Semuanya naik ke atas
kembali meninggalkan Elang dan Cakka di ruang makan. Elang duduk di sebelah
adiknya sambil terus melahap roti-roti yang tak henti-hentinya menggiur nafsu
makannya. Walaupun hanya bisa menggoreng telur mata sapi, adiknya itu sudah
termasuk hebat bisa membuat sarapan yang enak. “Kka, aku tak akan pernah puas
dengan roti-roti buatanmu ini.

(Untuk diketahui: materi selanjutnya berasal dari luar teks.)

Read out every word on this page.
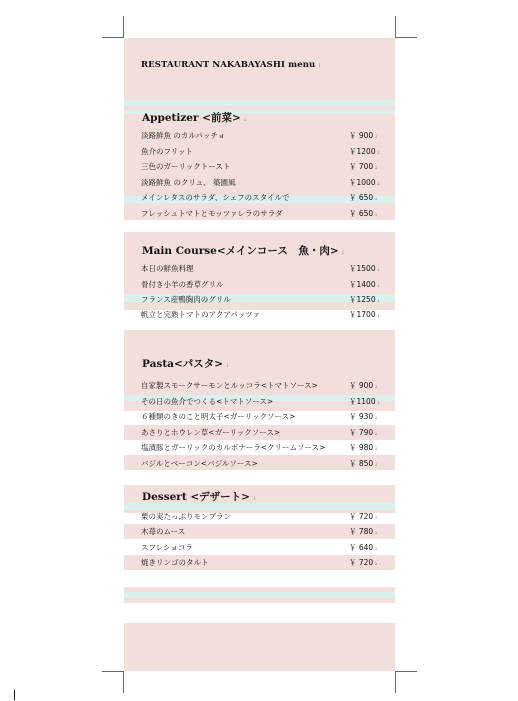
RESTAURANT NAKABAYASHI menu ↓
Appetizer <前菜> ↓
Main Course<メインコース　魚・肉> ↓
Pasta<パスタ> ↓
Dessert <デザート> ↓
淡路鮮魚 のカルパッチョ	￥ 900↓
魚介のフリット	￥1200↓
三色のガーリックトースト	￥ 700↓
淡路鮮魚 のクリュ、 築園風	￥1000↓
メインレタスのサラダ、シェフのスタイルで	￥ 650↓
フレッシュトマトとモッツァレラのサラダ	￥ 650↓
本日の鮮魚料理	￥1500↓
骨付き小羊の香草グリル	￥1400↓
フランス産鴨胸肉のグリル	￥1250↓
帆立と完熟トマトのアクアパッツァ	￥1700↓
自家製スモークサーモンとルッコラ<トマトソース>	￥ 900↓
その日の魚介でつくる<トマトソース>	￥1100↓
６種類のきのこと明太子<ガーリックソース>	￥ 930↓
あさりとホウレン草<ガーリックソース>	￥ 790↓
塩漬豚とガーリックのカルボナーラ<クリームソース>	￥ 980↓
バジルとベーコン<バジルソース>	￥ 850↓
栗の実たっぷりモンブラン	￥ 720↓
木苺のムース	￥ 780↓
スフレショコラ	￥ 640↓
焼きリンゴのタルト	￥ 720↓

Bukan main lezatnya.”
Cakka tersenyum.
“Oh ya, kudengar kau
dan Biru akan mengikuti turnamen Se-Jakarta?” tanya Elang lagi. “Alangkah
asyiknya kalau bisa menonton turnamen besar seperti itu lagi. Sudah lama
rasanya tidak mendengar keramaian stadion. Karena larangan Ayah dulu, aku
benar-benar tak pernah bergaul dengan dunia basket lagi selain menonton
pertandinganmu.”
Cakka tetap bergeming
menatap kakaknya.
“Hei, kapan-kapan kau
ajak aku ke lapangan, oke? Walaupun mendalami musik, aku juga perlu olahraga,”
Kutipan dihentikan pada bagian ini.